Hiroshi Sugimoto, dialogue avec l’histoire de Versailles

23 octobre 2018 | PAR Laetitia Larralde

Dans son exposition monographique inscrite dans la saison Japonisme 2018, Hiroshi Sugimoto se glisse dans l’intimité de l’histoire de France.

Cet hiver, le Château de Versailles propose deux expositions : l’une sur Louis Philippe, qui a fait de Versailles un musée, et l’autre sur Hiroshi Sugimoto. Bien que les sujets semblent diamétralement opposés, entre un roi français du XIXème siècle et un artiste-photographe japonais contemporain, les deux se recoupent pourtant. La photographie et l’histoire ont toutes les deux été inventées à l’époque de Louis-Philippe, entre 1830 et 1839, par Niepce et Daguerre pour la première, et Michelet pour la seconde. Si l’une rapporte ce qui a été, l’autre forge un récit permettant de transmettre des valeurs. Histoire et photographie parlent du passé, tout en évoquant leur époque de conception, ses normes, ses modes, et les idées de leur auteur. L’exposition Sugimoto Versailles présente l’œuvre d’Hiroshi Sugimoto, mais également son rapport à l’histoire, et son lien avec Versailles, préexistant à l’exposition.

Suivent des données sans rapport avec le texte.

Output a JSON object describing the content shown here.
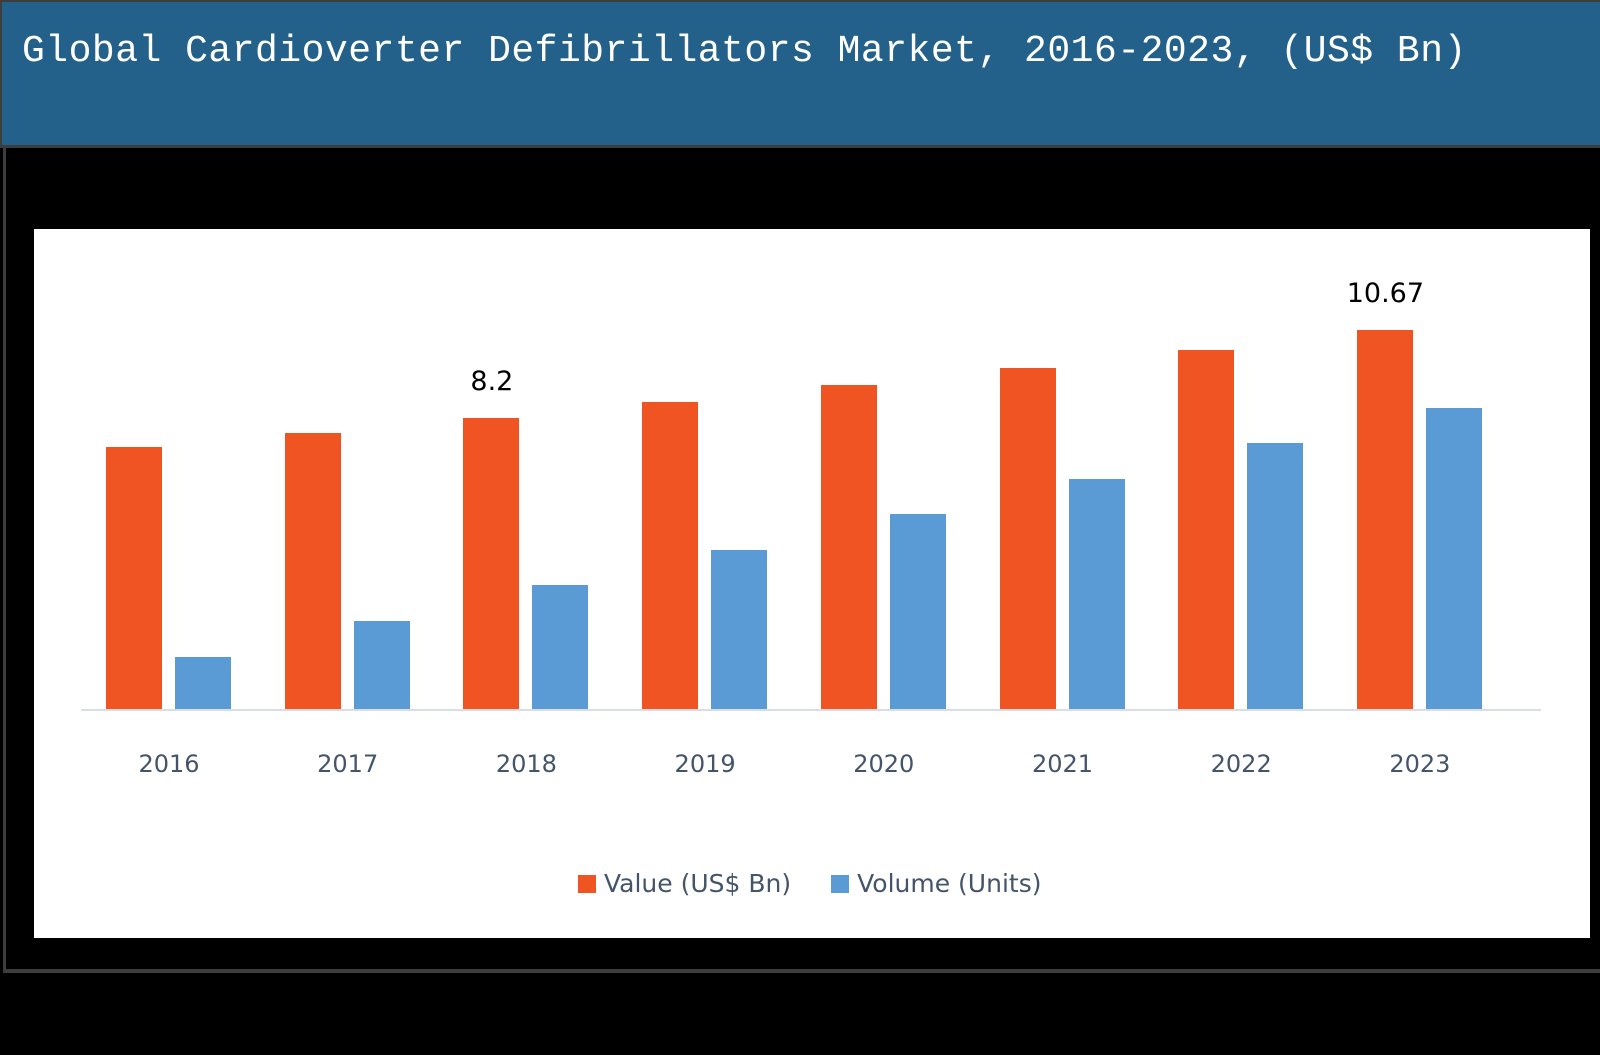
{
  "header": {
    "title": "Global Cardioverter Defibrillators Market, 2016-2023, (US$ Bn)"
  },
  "colors": {
    "title_bar": "#23618b",
    "value_series": "#f05423",
    "volume_series": "#5b9bd5",
    "axis_text": "#44546a",
    "background": "#000000",
    "plot_background": "#ffffff"
  },
  "chart_data": {
    "type": "bar",
    "title": "Global Cardioverter Defibrillators Market, 2016-2023, (US$ Bn)",
    "xlabel": "",
    "ylabel": "",
    "categories": [
      "2016",
      "2017",
      "2018",
      "2019",
      "2020",
      "2021",
      "2022",
      "2023"
    ],
    "series": [
      {
        "name": "Value (US$ Bn)",
        "color": "#f05423",
        "values": [
          7.38,
          7.78,
          8.2,
          8.65,
          9.13,
          9.61,
          10.12,
          10.67
        ]
      },
      {
        "name": "Volume (Units)",
        "color": "#5b9bd5",
        "values": [
          1.47,
          2.48,
          3.49,
          4.48,
          5.49,
          6.48,
          7.5,
          8.48
        ],
        "note": "relative heights on same pixel scale; units not labeled"
      }
    ],
    "annotations": [
      {
        "category": "2018",
        "series": "Value (US$ Bn)",
        "text": "8.2"
      },
      {
        "category": "2023",
        "series": "Value (US$ Bn)",
        "text": "10.67"
      }
    ],
    "ylim": [
      0,
      13
    ],
    "grid": false,
    "y_axis_visible": false,
    "legend_position": "bottom"
  },
  "legend": {
    "items": [
      {
        "label": "Value (US$ Bn)",
        "color": "#f05423"
      },
      {
        "label": "Volume (Units)",
        "color": "#5b9bd5"
      }
    ]
  }
}
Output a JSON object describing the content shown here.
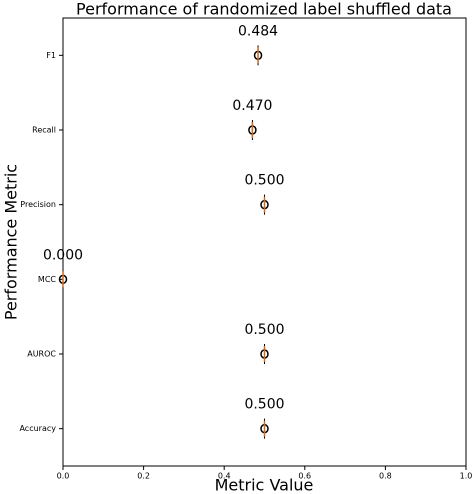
{
  "chart_data": {
    "type": "box",
    "title": "Performance of randomized label shuffled data",
    "x_label": "Metric Value",
    "y_label": "Performance Metric",
    "categories": [
      "F1",
      "Recall",
      "Precision",
      "MCC",
      "AUROC",
      "Accuracy"
    ],
    "values": [
      0.484,
      0.47,
      0.5,
      0.0,
      0.5,
      0.5
    ],
    "value_labels": [
      "0.484",
      "0.470",
      "0.500",
      "0.000",
      "0.500",
      "0.500"
    ],
    "color": "#d2691e",
    "xlim": [
      0,
      1
    ],
    "xticks": [
      {
        "value": 0,
        "label": "0.0"
      },
      0.2,
      0.4,
      0.6,
      0.8,
      {
        "value": 1,
        "label": "1.0"
      }
    ]
  }
}
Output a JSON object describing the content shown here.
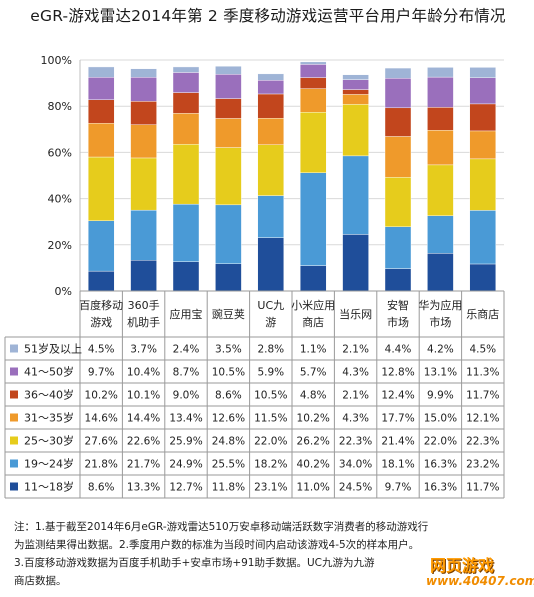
{
  "title": "eGR-游戏雷达2014年第 2 季度移动游戏运营平台用户年龄分布情况",
  "chart_data": {
    "type": "bar",
    "stacked": true,
    "categories": [
      "百度移动游戏",
      "360手机助手",
      "应用宝",
      "豌豆荚",
      "UC九游",
      "小米应用商店",
      "当乐网",
      "安智市场",
      "华为应用市场",
      "乐商店"
    ],
    "y_ticks": [
      "0%",
      "20%",
      "40%",
      "60%",
      "80%",
      "100%"
    ],
    "ylim": [
      0,
      100
    ],
    "grid": true,
    "legend_position": "left, in table rows",
    "series": [
      {
        "name": "11～18岁",
        "color": "#1f4e9a",
        "values": [
          8.6,
          13.3,
          12.7,
          11.8,
          23.1,
          11.0,
          24.5,
          9.7,
          16.3,
          11.7
        ]
      },
      {
        "name": "19～24岁",
        "color": "#4a9ad6",
        "values": [
          21.8,
          21.7,
          24.9,
          25.5,
          18.2,
          40.2,
          34.0,
          18.1,
          16.3,
          23.2
        ]
      },
      {
        "name": "25～30岁",
        "color": "#e6cc1c",
        "values": [
          27.6,
          22.6,
          25.9,
          24.8,
          22.0,
          26.2,
          22.3,
          21.4,
          22.0,
          22.3
        ]
      },
      {
        "name": "31～35岁",
        "color": "#ef9a2b",
        "values": [
          14.6,
          14.4,
          13.4,
          12.6,
          11.5,
          10.2,
          4.3,
          17.7,
          15.0,
          12.1
        ]
      },
      {
        "name": "36～40岁",
        "color": "#c2461d",
        "values": [
          10.2,
          10.1,
          9.0,
          8.6,
          10.5,
          4.8,
          2.1,
          12.4,
          9.9,
          11.7
        ]
      },
      {
        "name": "41～50岁",
        "color": "#9a6fbc",
        "values": [
          9.7,
          10.4,
          8.7,
          10.5,
          5.9,
          5.7,
          4.3,
          12.8,
          13.1,
          11.3
        ]
      },
      {
        "name": "51岁及以上",
        "color": "#9fb4d6",
        "values": [
          4.5,
          3.7,
          2.4,
          3.5,
          2.8,
          1.1,
          2.1,
          4.4,
          4.2,
          4.5
        ]
      }
    ],
    "table_values": [
      [
        "4.5%",
        "3.7%",
        "2.4%",
        "3.5%",
        "2.8%",
        "1.1%",
        "2.1%",
        "4.4%",
        "4.2%",
        "4.5%"
      ],
      [
        "9.7%",
        "10.4%",
        "8.7%",
        "10.5%",
        "5.9%",
        "5.7%",
        "4.3%",
        "12.8%",
        "13.1%",
        "11.3%"
      ],
      [
        "10.2%",
        "10.1%",
        "9.0%",
        "8.6%",
        "10.5%",
        "4.8%",
        "2.1%",
        "12.4%",
        "9.9%",
        "11.7%"
      ],
      [
        "14.6%",
        "14.4%",
        "13.4%",
        "12.6%",
        "11.5%",
        "10.2%",
        "4.3%",
        "17.7%",
        "15.0%",
        "12.1%"
      ],
      [
        "27.6%",
        "22.6%",
        "25.9%",
        "24.8%",
        "22.0%",
        "26.2%",
        "22.3%",
        "21.4%",
        "22.0%",
        "22.3%"
      ],
      [
        "21.8%",
        "21.7%",
        "24.9%",
        "25.5%",
        "18.2%",
        "40.2%",
        "34.0%",
        "18.1%",
        "16.3%",
        "23.2%"
      ],
      [
        "8.6%",
        "13.3%",
        "12.7%",
        "11.8%",
        "23.1%",
        "11.0%",
        "24.5%",
        "9.7%",
        "16.3%",
        "11.7%"
      ]
    ]
  },
  "notes": {
    "line1": "注：1.基于截至2014年6月eGR-游戏雷达510万安卓移动端活跃数字消费者的移动游戏行",
    "line2": "为监测结果得出数据。2.季度用户数的标准为当段时间内启动该游戏4-5次的样本用户。",
    "line3": "3.百度移动游戏数据为百度手机助手+安卓市场+91助手数据。UC九游为九游",
    "line4": "商店数据。"
  },
  "watermark": {
    "name": "网页游戏",
    "url": "www.40407.com"
  }
}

Avec ses portraits photographiques de personnages historiques tous passés à Versailles, il s’inscrit dans la tradition du théâtre nô qui convoque les esprits sur scène pour les faire parler et organise une réunion de fantômes (à l’exception de la Reine Elizabeth II, seule encore en vie) pour évoquer le château de Versailles et son histoire. Réalisées à partir des statues de cire de Madame Tussaud, qui fut le professeur de dessin de la sœur de Louis XVI, les portraits semblent plus vrais que nature. Presque tous sont cadrés de la même façon, en plan américain et sur fond noir. Voltaire, La Reine Victoria, l’empereur Hirohito, tous ces personnages si éloignés de nous se rapprochent subitement, dans le dépouillement de la mise en scène, sans jugement de valeur, leur fragilité humaine affleurant à la surface et leur redonnant vie le temps d’un instant. Seuls deux portraits ne suivent pas la même charte graphique : celui de Norma Shearer incarnant Marie-Antoinette et Louis XIV. Réalisé d’après une cire faite par Antoine Benoist dix ans avant la mort du roi et conservé au château, le portrait de Louis XIV occupe une place à part, tant dans l’histoire de Versailles que dans la série de photographies exposées. Loin des portraits officiels, on regarde ici un homme vieilli, la barbe naissante, des rides aux coins des yeux et un goitre, couronné d’une perruque disgracieuse, et cadré de profil, en plan resserré sur le buste.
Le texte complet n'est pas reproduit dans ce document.